Pima County Supervisor Sharon Bronson, who previously voted to repeal the funds, said that many of her previous concerns have been resolved, but she has a big decision to make before Tuesday’s vote.

After the Department of Homeland Security released an inspector general’s report last year, Bronson said she had concerns about transparency, efficacy and lack of accountability. In the time since, all but one of her concerns have been resolved and the final one is being addressed.

What hasn’t been resolved, Bronson said, is the issue of dubious traffic stops by Pima County Sheriff’s deputies assisting at border checkpoints.

After the Board of Supervisors voted to terminate the use of Stonegarden last fall and the remaining funds were returned, Napier said that he was no longer going to deploy deputies to checkpoints, according to Bronson.

“As far as I understand at this point, they are not being deployed, but we no longer have Stonegarden,” Bronson said. “He said he wouldn’t, but how do you hold him accountable to that statement? So that’s a concern.”

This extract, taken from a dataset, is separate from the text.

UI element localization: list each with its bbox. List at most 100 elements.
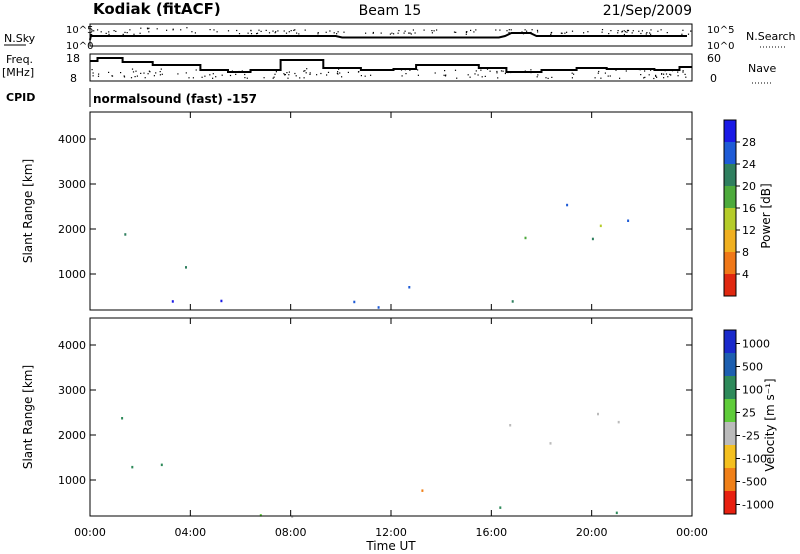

The Border County Coalition, of which Bronson is the Pima County representative, met with high-level Border Patrol agents and the director of the Arizona Department of Homeland Security to discuss their concerns about indirect costs. Bronson said her understanding is that the county can apply to be compensated for indirect costs and if she can verify that, the concern about indirect-cost reimbursement goes away.

Bronson said one of the reasons to consider accepting the funds is because the money will stay in Southern Arizona, largely in Pima County, regardless of whether it goes to the Sheriff’s Department, given that other local law enforcement agencies are accepting it.

“The money is going to be here whether we like it or not,” Bronson said. “So that begs the question, do we want to accept it and put some conditions upon that acceptance.”

Bronson said her district has 125 miles of shared border with Mexico and in speaking with residents in rural communities, such as Ajo, Three Points and Sasabe, people are afraid to leave their homes unattended because they’ll be broken into.

Ranchers have told her that they always leave one family member behind because of the drug, human and weapons trafficking in the area.

“There’s a real public-safety concern,” Bronson said. “Stonegarden funds in the past have been used to address that type of trafficking.”

Bronson said she still has concerns about the obtrusive nature of the proposed license plate readers, and another factor to take into consideration is that if the money is rejected the county will have to give back the equipment purchased using previous Stonegarden funds.

“That means our taxpayers have to replace it, and at today’s cost, not the cost when it was acquired,” Bronson said.